The female is similar in appearance but less brightly coloured, the supercilium is green rather than blue, the moustache brownish-green, the hind-neck collar brownish-black and the throat the same colour as the breast. The juvenile resembles the female but has a generally duller colouration.

It is believed to be a sister species to the Blue-capped kingfisher and Rufous-collared kingfisher.

=== Subspecies ===

- A. l. lindseyi – Found on Luzon and Catanduanes;
- A. l. moseleyi – Found Panay and Negros; Darker and browner above, buff spots somewhat larger and more rounded.

==Ecology and behaviour==
The spotted wood kingfisher occurs in pairs or as a solitary bird but is seldom seen because it moves around in dense cover in the lower storey of the forest. It feeds on beetles and other insects, snails and small vertebrates which it probably finds while foraging on the ground. Typically most vocal at dawn and dusk.

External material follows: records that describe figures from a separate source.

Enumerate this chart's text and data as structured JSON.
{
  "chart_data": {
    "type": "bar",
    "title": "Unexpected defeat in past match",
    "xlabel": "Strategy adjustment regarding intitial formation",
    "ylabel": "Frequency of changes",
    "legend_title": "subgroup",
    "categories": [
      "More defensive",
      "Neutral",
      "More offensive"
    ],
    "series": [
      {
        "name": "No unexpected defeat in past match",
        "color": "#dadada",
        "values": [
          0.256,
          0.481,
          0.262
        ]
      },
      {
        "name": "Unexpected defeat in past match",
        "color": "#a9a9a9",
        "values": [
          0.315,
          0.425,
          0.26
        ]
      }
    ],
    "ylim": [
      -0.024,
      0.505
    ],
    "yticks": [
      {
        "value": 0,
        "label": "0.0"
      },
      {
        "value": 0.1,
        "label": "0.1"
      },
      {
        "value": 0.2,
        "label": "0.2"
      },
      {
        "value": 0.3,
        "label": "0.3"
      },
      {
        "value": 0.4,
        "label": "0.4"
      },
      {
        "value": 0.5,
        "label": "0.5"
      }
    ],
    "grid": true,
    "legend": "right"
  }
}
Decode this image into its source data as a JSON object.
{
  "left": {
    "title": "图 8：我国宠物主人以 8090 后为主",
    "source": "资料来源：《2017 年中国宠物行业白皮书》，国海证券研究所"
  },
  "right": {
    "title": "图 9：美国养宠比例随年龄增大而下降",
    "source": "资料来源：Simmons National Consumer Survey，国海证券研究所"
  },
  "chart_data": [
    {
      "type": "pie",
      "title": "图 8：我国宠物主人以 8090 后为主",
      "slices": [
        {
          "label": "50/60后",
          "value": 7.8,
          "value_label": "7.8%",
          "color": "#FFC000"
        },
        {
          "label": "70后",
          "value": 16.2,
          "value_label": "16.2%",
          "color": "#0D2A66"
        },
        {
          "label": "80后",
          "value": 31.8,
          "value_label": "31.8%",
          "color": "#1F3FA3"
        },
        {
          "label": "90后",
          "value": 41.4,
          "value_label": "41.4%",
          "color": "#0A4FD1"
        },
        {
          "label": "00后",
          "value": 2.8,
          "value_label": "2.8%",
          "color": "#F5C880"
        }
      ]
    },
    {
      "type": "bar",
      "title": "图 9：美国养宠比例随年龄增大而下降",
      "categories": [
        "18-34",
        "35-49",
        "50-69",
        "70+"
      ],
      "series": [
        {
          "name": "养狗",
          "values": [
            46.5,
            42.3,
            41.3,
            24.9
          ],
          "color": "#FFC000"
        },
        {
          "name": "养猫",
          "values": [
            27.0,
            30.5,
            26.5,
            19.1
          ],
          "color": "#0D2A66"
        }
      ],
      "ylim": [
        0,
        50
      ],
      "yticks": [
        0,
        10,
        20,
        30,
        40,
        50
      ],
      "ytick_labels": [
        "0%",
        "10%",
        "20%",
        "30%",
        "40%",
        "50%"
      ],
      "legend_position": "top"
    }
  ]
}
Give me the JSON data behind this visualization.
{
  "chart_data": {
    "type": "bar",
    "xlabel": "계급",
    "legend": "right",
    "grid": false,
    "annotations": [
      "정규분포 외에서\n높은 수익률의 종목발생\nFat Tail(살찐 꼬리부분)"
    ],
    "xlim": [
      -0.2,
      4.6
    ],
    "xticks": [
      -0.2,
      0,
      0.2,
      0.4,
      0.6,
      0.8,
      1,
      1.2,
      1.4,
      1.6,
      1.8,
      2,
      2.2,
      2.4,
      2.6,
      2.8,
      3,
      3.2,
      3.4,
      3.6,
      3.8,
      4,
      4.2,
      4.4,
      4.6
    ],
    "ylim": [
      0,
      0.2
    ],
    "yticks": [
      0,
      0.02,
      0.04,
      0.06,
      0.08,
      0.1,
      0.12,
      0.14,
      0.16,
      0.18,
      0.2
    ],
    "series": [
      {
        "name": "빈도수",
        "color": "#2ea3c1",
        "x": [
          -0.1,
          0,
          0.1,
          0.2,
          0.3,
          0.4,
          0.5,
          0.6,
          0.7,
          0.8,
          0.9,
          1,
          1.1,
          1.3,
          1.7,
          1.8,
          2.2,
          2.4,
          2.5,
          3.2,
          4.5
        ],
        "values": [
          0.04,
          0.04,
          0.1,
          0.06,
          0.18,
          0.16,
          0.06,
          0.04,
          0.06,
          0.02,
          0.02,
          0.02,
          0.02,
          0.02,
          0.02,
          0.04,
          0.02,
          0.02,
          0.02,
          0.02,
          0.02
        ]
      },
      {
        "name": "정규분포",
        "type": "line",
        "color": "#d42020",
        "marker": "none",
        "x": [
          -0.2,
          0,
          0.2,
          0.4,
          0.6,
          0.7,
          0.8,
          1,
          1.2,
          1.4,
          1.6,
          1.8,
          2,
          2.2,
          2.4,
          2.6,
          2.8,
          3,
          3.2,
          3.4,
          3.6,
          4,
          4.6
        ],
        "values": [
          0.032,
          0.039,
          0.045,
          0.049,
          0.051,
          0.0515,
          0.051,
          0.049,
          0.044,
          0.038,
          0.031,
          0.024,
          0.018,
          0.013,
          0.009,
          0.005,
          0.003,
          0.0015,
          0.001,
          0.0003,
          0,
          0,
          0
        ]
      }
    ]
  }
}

Little is known of its breeding behaviour; it is thought to nest in termite nests in trees, but this may not be the case because other members of the genus mostly choose to nest in holes in trees or in the ground.

== Habitat and Conservation Status ==
It inhabits moist primary forest in both lowland and hilly areas. It was more abundant on Luzon in the past but logging has reduced the area of suitable habitat. On Negros, it has been recorded on dense scrub and gardens.

The International Union for Conservation of Nature has rated its conservation status as least concern but is believed to be declining due to deforestation from land conversion, Illegal logging and slash-and-burn farming. it is generally uncommon but has a large range across West Visayas and Luzon. More surveys and understanding of its biology are needed and it is highly possible that this species be uplisted due to habitat destruction.

It is found in multiple protected areas such as Mount Banahaw, Mount Makiling, Mount Isarog, Bataan National Park and Northern Sierra Madre Natural Park, Mt. Kanlaon Natural Park and Northern Negros Natural Park but like all areas in the Philippines, protection is lax and deforestation and hunting continues despite this protection on paper.